Un notorio y tantas veces repetido «no en nuestro nombre» nos recuerda que solo parte de la humanidad es responsable de nutrir el hilo de la guerra. Una hebra que nunca se ha roto a través de la historia, un infernal e inacabable rosario de sangre y sufrimiento que demanda la certeza de estallar en cierta área para que, acaso, pudieran cesar los disparos en otra. Solamente una porción de la especie humana, con evidente éxito, ha estado, y está concernida, en guerrear y conducir a los demás a la guerra, un fenómeno tan ostentoso que ahoga, engreído, cualquier clamor en su contra.

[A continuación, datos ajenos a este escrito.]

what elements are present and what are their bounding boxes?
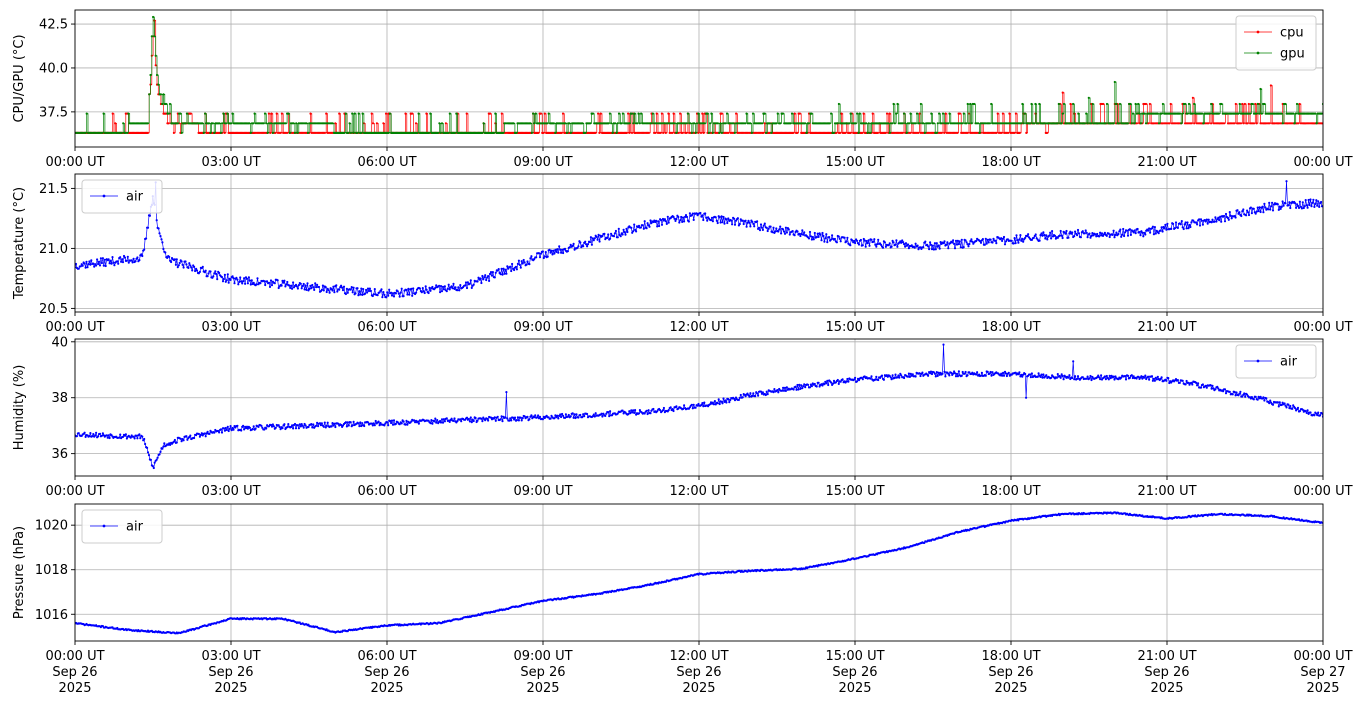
legend-box: [81, 509, 163, 544]
x-tick-label: 12:00 UT: [669, 484, 728, 499]
y-axis-label: Pressure (hPa): [12, 526, 27, 619]
x-tick-label: 00:00 UT: [45, 155, 104, 170]
series-gpu: [75, 15, 1323, 135]
x-tick-label: 18:00 UT: [981, 155, 1040, 170]
grid: [74, 174, 1324, 312]
y-axis-label: Humidity (%): [12, 365, 27, 451]
x-tick-label: 09:00 UT Sep 26 2025: [513, 649, 572, 696]
x-tick-label: 18:00 UT: [981, 320, 1040, 335]
y-tick-label: 42.5: [39, 18, 68, 33]
legend-label-air: air: [126, 520, 144, 535]
series-markers-cpu: [75, 19, 1323, 135]
x-tick-label: 06:00 UT: [357, 484, 416, 499]
x-tick-label: 15:00 UT: [825, 155, 884, 170]
x-tick-label: 21:00 UT: [1137, 484, 1196, 499]
x-tick-label: 03:00 UT: [201, 155, 260, 170]
legend-marker-air: [102, 524, 106, 528]
legend: air: [1235, 344, 1317, 379]
legend-marker-air: [1256, 359, 1260, 363]
x-tick-label: 00:00 UT: [45, 484, 104, 499]
grid: [74, 339, 1324, 476]
y-tick-label: 21.5: [39, 182, 68, 197]
y-tick-label: 1016: [35, 608, 68, 623]
legend-marker-air: [102, 194, 106, 198]
y-tick-label: 36: [51, 447, 68, 462]
grid: [74, 504, 1324, 641]
x-tick-label: 00:00 UT: [1293, 484, 1352, 499]
x-tick-label: 00:00 UT: [1293, 155, 1352, 170]
x-tick-label: 06:00 UT Sep 26 2025: [357, 649, 416, 696]
x-tick-label: 18:00 UT Sep 26 2025: [981, 649, 1040, 696]
series-air: [75, 180, 1323, 299]
legend-box: [81, 179, 163, 214]
legend-marker-gpu: [1256, 51, 1260, 55]
legend-label-gpu: gpu: [1280, 47, 1305, 62]
legend-label-cpu: cpu: [1280, 26, 1304, 41]
grid: [74, 10, 1324, 147]
legend-label-air: air: [126, 190, 144, 205]
series-markers-air: [75, 343, 1323, 470]
y-tick-label: 38: [51, 391, 68, 406]
legend-label-air: air: [1280, 355, 1298, 370]
y-tick-label: 21.0: [39, 242, 68, 257]
x-tick-label: 03:00 UT: [201, 320, 260, 335]
x-tick-label: 18:00 UT: [981, 484, 1040, 499]
x-tick-label: 12:00 UT: [669, 320, 728, 335]
x-tick-label: 00:00 UT: [45, 320, 104, 335]
x-tick-label: 03:00 UT Sep 26 2025: [201, 649, 260, 696]
y-axis-label: CPU/GPU (°C): [12, 34, 27, 122]
x-tick-label: 00:00 UT: [1293, 320, 1352, 335]
x-tick-label: 15:00 UT Sep 26 2025: [825, 649, 884, 696]
legend-box: [1235, 15, 1317, 71]
legend: air: [81, 179, 163, 214]
x-tick-label: 06:00 UT: [357, 155, 416, 170]
y-tick-label: 37.5: [39, 105, 68, 120]
series-air: [75, 343, 1323, 470]
chart-panel-1: 37.5 40.0 42.5 00:00 UT 03:00 UT 06:00 UT 09:0…: [12, 9, 1353, 170]
x-tick-label: 00:00 UT Sep 26 2025: [45, 649, 104, 696]
series-air: [75, 511, 1323, 635]
x-tick-label: 21:00 UT: [1137, 320, 1196, 335]
y-tick-label: 1020: [35, 519, 68, 534]
legend: air: [81, 509, 163, 544]
series-markers-air: [75, 511, 1323, 635]
x-tick-label: 21:00 UT: [1137, 155, 1196, 170]
legend-box: [1235, 344, 1317, 379]
x-tick-label: 12:00 UT Sep 26 2025: [669, 649, 728, 696]
x-tick-label: 09:00 UT: [513, 484, 572, 499]
legend-marker-cpu: [1256, 30, 1260, 34]
x-tick-label: 03:00 UT: [201, 484, 260, 499]
x-tick-label: 21:00 UT Sep 26 2025: [1137, 649, 1196, 696]
x-tick-label: 15:00 UT: [825, 484, 884, 499]
x-tick-label: 06:00 UT: [357, 320, 416, 335]
y-axis-label: Temperature (°C): [12, 187, 27, 300]
x-tick-label: 09:00 UT: [513, 155, 572, 170]
chart-panel-2: 20.5 21.0 21.5 00:00 UT 03:00 UT 06:00 UT 09:0…: [12, 173, 1353, 335]
y-tick-label: 20.5: [39, 302, 68, 317]
x-tick-label: 15:00 UT: [825, 320, 884, 335]
legend: cpu gpu: [1235, 15, 1317, 71]
y-tick-label: 1018: [35, 563, 68, 578]
x-tick-label: 12:00 UT: [669, 155, 728, 170]
chart-panel-3: 36 38 40 00:00 UT 03:00 UT 06:00 UT 09:00 UT 12…: [12, 335, 1353, 499]
y-tick-label: 40: [51, 335, 68, 350]
chart-panel-4: 1016 1018 1020 00:00 UT Sep 26 2025 03:00 UT Se…: [12, 503, 1353, 696]
x-tick-label: 00:00 UT Sep 27 2025: [1293, 649, 1352, 696]
x-tick-label: 09:00 UT: [513, 320, 572, 335]
y-tick-label: 40.0: [39, 61, 68, 76]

En una escena del oscarizado film de Richard Attenborough (1982), Ghandi (Ben Kingsley), postrado y débil, mantiene una huelga de hambre exigiendo el cese de la terrible violencia desatada entre hindús y musulmanes tras la partición de la recién independizada India. Un cabecilla hindú le confiesa, horrorizado, que ha matado a un niño musulmán porque éstos mataron al suyo. Gandhi le detalla lo que debe hacer: «Busca un niño, un niño a cuyos padres hayan matado, un niñito muy pequeño, y edúcalo como a tu hijo. Pero asegúrate de que es musulmán y edúcale como musulmán». Una receta inesperada y admirable que el hindú recibe entre sollozos, pero con un fallo fatal: los jerarcas que presionan los botones de la guerra no están interesados en la paz como lo estaba Gandhi , al menos no en la paz permanente, están interesados en la jerarquía, y en idear armas más poderosas que den ventaja a quien las posee.